そしてその画面には、日本語で書かれた文字が。
『この高炉を止めると、星が消滅するので手を出すな』
「……警告文? 誰が?」
「分からへん、弄ってたらいきなり文字が出てきてん」
「そう言えば、あのロボットが高炉に触れると、高炉に怒られるって言ってたな」
「それって、高炉に意思があるっちゅう事!?」
「さあ? 人工知能かも? この都市のマザーコンピューター的な?」
「……どうやろ? それやったらこの空間に入った時に、排除するはずやで?」
確かに、人も人工知能も無いなら誰が警告文を?
「何か質問したら答えるか?」
「やってみようか……えーっと、高炉を停めたら星が消滅するってのはどういう事なん?」
そう言ってレインも俺も護衛の2人も周囲を見回すが、何の反応も無い。
「マイクが無いのかも? 打ち込んでみたら?」
「そうやな」
レインが先程の質問を打ち込むと……。
『次元エネルギーの暴走により、星が消滅する』
「次元エネルギー?」
「たぶんこの高炉に使われてるエネルギーの事だろ?」
レインは続けて質問をする。
《次元エネルギーとは?》
『次元を構成するエネルギーの事』
《シャットダウンが出来ない理由は?》
『次元エネルギーと別のエネルギーの混在により、次元エネルギーが暴走状態に入り、高炉を停めると次元エネルギーは、一気に膨れ上がり、この星を飲み込む』
次元エネルギーとは別のエネルギー?
なんだそれは?
それが暴走の原因?
《別のエネルギーについて教えて》
『別のエネルギーについて分かっている事は、別次元から来たエネルギーという事だけだ』
「別次元から来たエネルギー……それで高炉が暴走したのか」
「これは厄介やで」
「どうした?」
「別次元のエネルギーが何なのかまったく分からへん。それが原因で高炉が暴走してんのに、その原因について何も分かってへんって事は、なんも手の打ちようが無いっちゅう事や」
確かに、このままじゃ高炉を停める事が出来ない。
エネルギーねぇ……俺達がこの世界に来た事に関係してんのかな?
「レイン、そのエネルギーで俺達がこの世界に来たって事は考えられるか?」
「ん~、どうやろ? そのエネルギーが何なのかまったく分かってへんから、なんとも言えんなぁ。でも、その可能性はあるかもしれんね」
「そうか……ところで、質問に答えてくれてる奴について聞いてみてくれ。お前は誰なのか」
「分かった」
そう言って打ち込むレイン。
《あなたはだれ?》
『僕は高炉の中でエネルギーを抑えている。
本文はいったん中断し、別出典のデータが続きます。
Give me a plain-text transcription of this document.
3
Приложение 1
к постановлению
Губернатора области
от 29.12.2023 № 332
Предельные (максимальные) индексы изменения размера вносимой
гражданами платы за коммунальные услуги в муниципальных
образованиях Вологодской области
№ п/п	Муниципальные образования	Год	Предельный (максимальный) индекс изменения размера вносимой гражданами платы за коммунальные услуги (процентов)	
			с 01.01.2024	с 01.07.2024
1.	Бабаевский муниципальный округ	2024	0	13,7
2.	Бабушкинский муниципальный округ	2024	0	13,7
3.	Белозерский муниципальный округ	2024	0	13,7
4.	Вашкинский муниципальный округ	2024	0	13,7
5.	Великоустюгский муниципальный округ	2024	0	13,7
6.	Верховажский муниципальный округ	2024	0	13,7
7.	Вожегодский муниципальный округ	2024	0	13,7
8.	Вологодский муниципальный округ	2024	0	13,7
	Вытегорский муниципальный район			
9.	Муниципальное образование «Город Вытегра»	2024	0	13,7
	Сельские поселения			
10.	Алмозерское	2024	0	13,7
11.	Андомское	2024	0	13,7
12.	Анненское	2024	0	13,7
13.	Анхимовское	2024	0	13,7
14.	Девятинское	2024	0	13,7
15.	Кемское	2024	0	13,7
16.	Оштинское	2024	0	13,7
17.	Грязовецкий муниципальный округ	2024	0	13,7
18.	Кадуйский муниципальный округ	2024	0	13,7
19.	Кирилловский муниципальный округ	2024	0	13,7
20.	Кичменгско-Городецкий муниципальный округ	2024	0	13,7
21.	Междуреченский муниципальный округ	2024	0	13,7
元人間だ』
「「っ!?」」
「人間が高炉の中に?」
「こんな中に人が入ったら一瞬であの世行きやで?」
「……魂の状態なら? 所謂死霊ってやつだ」
「あぁ、それなら大丈夫かな? 分からんけど」
俺はレインに彼の名前を聞いてもらった。
しかし……。
『自分の名前は既に忘れた。人間だったという記憶しか残っていない』
続けてレインに質問してもらう。
《ロボットに入ってるのがあなたか?》
『あれは別の人が入ってる。名前も誰だったかも忘れた存在』
人工知能じゃなく人だったのか、でも記憶が殆ど無いと……。
《どれくらい高炉の中に居るの?》
『……この中に入って今日で、5831年と172日、9時間27分18秒になる』
「えらい長い間入ってんやな。そりゃ記憶も薄れていくわ」
「つまり、古代都市はそれより前から存在していたという事か」
「そやな。6000年前にこんな発展した都市が存在したのは、間違い無いね」
「レイン、プレイヤーなのか聞いてくれ」
「あっ」
レインが打ち込むと。
『分からない。ただ、何となく懐かしい気がする』
「懐かしい……やっぱり大昔に転移したプレイヤーっぽいな。他にも居そうだ」
「どれくらいのプレイヤーがそんな大昔に飛ばされたんやろ?」
「それは考えても分からない事だろ。それより、停める方法が無いのか聞いてみろ」
「それもそうやな」
《高炉を停める方法は?》
『次元エネルギーと別のエネルギーを分離し、エネルギーが暴走しないようにすれば停められるが、別エネルギーの事がまったく理解出来ないので現状不可能。このまま僕が抑えておけば、この星が消滅する事は無い』
誰かを犠牲にして抑えておくのは違うだろ。
今は無理でも、いずれ停められる日が来るはず。
別エネルギーの事を解明すれば良いだけだ。
今すぐは無理だろうけど。
それにしても高炉を停められないとは、別の北へ行く方法を考えないとな。